Victoria Cross : Private Thomas Grady, 4th Regiment of Foot

Place Europe: Ukraine, Crimea
Accession Number REL/11986.001
Collection type Heraldry
Object type Award
Physical description Bronze
Location Main Bld: Hall of Valour: Main Hall: Introduction Panel
Maker Hancocks
Place made United Kingdom: England, Greater London, London
Date made c 1857
Conflict Crimean War, 1853-1856
Description

Victoria Cross. Engraved reverse suspender with recipient's details, and reverse cross with dates of award.

History / Summary

Sergeant Thomas Grady, born Cheddah, Galway, Ireland on 18 September 1835, enlisted in the 99th Foot on 18 June 1853 serving with them until 13 February 1854. This regiment was then serving in New South Wales and Grady was probably intended as a reinforcement to fill the place of one of the many soldiers who elected to remain as a soldier settlers in the colony rather than return to Britain.

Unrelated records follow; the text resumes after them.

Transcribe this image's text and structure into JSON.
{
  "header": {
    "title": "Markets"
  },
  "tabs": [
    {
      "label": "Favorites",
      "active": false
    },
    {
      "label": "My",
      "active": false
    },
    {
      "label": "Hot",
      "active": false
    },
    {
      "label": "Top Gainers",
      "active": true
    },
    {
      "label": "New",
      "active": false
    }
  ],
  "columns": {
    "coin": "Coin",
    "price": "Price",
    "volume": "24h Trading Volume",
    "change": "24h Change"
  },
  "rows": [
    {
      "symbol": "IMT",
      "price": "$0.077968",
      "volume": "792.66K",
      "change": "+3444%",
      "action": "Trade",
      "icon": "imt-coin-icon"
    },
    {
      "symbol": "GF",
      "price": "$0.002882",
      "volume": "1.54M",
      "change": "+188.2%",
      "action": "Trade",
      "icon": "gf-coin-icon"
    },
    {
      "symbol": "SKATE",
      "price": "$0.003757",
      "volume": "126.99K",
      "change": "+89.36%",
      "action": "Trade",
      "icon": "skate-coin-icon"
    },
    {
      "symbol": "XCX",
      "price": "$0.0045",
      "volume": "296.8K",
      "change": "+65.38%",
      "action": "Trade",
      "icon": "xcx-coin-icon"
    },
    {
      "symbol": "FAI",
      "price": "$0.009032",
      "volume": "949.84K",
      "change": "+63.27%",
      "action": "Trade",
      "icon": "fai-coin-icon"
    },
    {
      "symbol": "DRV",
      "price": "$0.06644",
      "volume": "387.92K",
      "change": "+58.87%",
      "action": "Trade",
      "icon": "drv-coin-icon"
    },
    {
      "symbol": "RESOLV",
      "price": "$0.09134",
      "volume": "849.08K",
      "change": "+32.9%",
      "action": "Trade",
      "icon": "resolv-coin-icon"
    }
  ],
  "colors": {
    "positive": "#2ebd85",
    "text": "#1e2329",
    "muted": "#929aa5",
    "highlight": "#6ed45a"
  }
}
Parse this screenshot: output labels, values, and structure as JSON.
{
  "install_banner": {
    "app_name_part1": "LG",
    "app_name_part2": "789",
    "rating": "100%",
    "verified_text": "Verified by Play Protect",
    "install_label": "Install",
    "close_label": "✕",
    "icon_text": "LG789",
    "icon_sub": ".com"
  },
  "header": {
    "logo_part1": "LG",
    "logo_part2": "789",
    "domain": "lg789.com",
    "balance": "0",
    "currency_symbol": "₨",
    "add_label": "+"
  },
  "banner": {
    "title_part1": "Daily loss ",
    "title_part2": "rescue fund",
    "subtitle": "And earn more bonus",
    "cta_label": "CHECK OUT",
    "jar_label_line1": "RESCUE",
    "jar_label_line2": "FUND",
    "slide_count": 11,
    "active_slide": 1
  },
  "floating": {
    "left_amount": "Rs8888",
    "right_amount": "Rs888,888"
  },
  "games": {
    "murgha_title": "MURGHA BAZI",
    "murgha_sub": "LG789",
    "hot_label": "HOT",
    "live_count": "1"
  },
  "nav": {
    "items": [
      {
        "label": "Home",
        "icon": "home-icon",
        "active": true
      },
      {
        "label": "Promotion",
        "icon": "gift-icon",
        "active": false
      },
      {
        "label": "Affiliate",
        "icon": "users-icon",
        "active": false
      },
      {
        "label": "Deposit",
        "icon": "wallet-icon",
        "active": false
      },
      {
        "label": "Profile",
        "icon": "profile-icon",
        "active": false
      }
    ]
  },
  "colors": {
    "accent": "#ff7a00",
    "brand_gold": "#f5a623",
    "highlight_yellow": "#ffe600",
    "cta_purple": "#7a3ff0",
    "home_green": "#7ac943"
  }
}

He transferred to the 4th Regiment of Foot on 14 February 1854 serving with them until 21 September 1856 including service in the Crimean War. Grady emigrated to Australia as an assisted immigrant in 1865 and died near Melbourne on 18 May 1891.

As a Private he was awarded the Victoria Cross (VC) on 18 October 1854 for actions at Sailor's Battery at Sebastopol, Crimea. He also received a second recommendation for the Victoria Cross on 22 November 1854 and was awarded the Distinguished Conduct Medal (DCM) in the Crimea, date and place unknown. Grady was recommended for the VC by Captain Lushington, Royal Navy. The citation for VC reads, 'For having, on the 18th October 1954, Volunteered to repair the Embrazures of the Sailor's Battery on the left Attack, and effected the same, with the assistance of one other Volunteer, under a very heavy fire from a line of batteries' (London Gazette 23 June 1857). Grady was recommended for the VC a second time. The date of both actions are engraved on the reverse of his cross but only one cross was awarded. The recommendation for second award reads, 'For gallant conduct on the 22nd November 1854, in the repulse of the Russian attack on the advanced Trench of the Left Attack, when on being severely wounded, he refused to quit the front, encouraging, by such determined bearing, the weak force engaged with the Enemy to maintain its position'.

Grady was discharged the service with a pension as a result of the wound received on 22 November 1854. His Victoria Cross was one of sixty-two VCs personally awarded by Queen Victoria at the first investiture held in Hyde Park, London, on 26 June 1857. The whereabouts of Grady's DCM is unknown; it was ripped from his coat by a thief in Melbourne as he went to the Post Office to collect his pension.